I tend to think of detection as being the thing
that at least gives us some signals,
some signals that might help us say
actually there's something suspicious here,
I'm gonna need to use my media literacy,
I'm gonna have to think about it.
Well, that's interesting.
You mention the question of
how people should think differently
now that we're in the Deepfake era, you might call it.
I guess it was never a good idea to believe everything
you saw on the internet,
and now you can't believe anything you see?

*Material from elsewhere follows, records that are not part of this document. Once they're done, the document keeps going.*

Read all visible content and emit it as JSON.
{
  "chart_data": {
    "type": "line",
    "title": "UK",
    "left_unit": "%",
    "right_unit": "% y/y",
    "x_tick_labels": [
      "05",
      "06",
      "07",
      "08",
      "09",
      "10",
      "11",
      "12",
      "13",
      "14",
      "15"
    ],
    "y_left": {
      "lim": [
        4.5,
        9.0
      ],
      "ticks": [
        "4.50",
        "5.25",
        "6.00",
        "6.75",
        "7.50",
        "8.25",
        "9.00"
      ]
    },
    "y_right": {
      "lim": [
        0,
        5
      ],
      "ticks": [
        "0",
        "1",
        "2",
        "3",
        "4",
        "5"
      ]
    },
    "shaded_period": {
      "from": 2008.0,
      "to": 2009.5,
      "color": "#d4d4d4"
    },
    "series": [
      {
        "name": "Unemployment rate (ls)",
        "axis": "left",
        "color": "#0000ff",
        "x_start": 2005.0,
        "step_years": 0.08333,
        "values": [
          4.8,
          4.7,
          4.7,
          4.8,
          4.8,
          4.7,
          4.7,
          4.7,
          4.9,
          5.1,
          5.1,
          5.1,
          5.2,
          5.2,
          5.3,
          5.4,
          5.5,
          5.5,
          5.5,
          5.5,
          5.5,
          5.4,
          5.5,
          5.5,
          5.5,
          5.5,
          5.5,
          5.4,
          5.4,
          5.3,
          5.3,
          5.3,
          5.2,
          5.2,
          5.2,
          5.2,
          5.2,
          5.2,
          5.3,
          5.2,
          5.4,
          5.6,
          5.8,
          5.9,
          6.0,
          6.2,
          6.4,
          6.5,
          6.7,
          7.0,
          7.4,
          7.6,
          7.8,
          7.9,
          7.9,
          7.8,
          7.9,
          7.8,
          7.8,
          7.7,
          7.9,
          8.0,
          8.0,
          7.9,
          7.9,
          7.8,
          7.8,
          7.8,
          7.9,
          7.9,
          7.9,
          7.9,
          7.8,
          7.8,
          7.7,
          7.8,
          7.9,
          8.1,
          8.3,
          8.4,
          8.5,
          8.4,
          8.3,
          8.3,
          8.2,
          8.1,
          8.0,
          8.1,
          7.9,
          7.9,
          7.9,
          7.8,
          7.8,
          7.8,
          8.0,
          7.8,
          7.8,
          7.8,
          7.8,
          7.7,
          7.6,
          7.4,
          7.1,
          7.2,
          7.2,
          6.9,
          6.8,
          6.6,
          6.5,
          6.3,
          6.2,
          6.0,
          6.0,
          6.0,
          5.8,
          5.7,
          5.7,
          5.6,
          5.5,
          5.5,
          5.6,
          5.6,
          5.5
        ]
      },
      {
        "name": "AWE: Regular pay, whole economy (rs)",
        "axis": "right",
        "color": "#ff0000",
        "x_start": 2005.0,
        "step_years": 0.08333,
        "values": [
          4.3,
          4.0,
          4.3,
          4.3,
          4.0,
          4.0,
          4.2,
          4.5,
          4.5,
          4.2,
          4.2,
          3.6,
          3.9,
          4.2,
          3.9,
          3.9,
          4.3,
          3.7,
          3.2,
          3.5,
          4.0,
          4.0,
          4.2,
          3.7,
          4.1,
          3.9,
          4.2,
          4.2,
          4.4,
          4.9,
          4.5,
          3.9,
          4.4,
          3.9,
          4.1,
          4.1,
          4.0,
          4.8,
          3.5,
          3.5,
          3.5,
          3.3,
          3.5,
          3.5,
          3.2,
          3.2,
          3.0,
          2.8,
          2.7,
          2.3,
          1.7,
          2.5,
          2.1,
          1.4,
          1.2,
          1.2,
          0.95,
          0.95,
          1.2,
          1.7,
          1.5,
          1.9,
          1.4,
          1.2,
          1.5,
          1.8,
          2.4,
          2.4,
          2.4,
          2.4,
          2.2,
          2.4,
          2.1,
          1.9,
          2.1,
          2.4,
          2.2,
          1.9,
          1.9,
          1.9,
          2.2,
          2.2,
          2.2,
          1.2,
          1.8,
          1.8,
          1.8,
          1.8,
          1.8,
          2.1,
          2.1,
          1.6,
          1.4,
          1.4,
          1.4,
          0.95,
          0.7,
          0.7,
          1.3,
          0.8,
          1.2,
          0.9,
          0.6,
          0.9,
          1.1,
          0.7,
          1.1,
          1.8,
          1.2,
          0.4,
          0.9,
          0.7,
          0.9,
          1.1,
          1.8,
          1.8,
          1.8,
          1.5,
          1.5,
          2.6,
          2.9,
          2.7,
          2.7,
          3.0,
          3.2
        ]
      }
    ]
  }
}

What's the right mindset to have?
I think it's also a problem generally
with the misinformation disinformation discussion,
is we've convinced people they can't believe anything online
when the reality is much of what's shared online
is true, or true enough.
It does increase the pressure on us to recognize
that photos and text are not necessarily trustworthy,
we need to use our media literacy on them
to assess where it came from, is there corroboration,
and what's complicated about video and audio
is we have a different cognitive reaction,
we don't have the filters
we've either built or cognitively have
around text and photo,
so I think a real onus on both platforms
who have the capacity to be looking for this,
but also people who've built the tools
that are starting to create this
to feel a responsibility to yes,
build create tools for creation,
but also to build tools for detection,
and then we can plug that in to a culture that
where we're really saying you do need media literacy,
you do need to look at content and assess it,
and I don't think that's the same
as saying it's the end of truth.
I think it's saying we have to be skeptical viewers,
how do we give them technical signals,
how do we build the media literacies
that will deal with this latest generation of manipulation.
Well Sam, thank you very much for you help
understanding Deepfakes.
Thank you Tom, I appreciate the interview.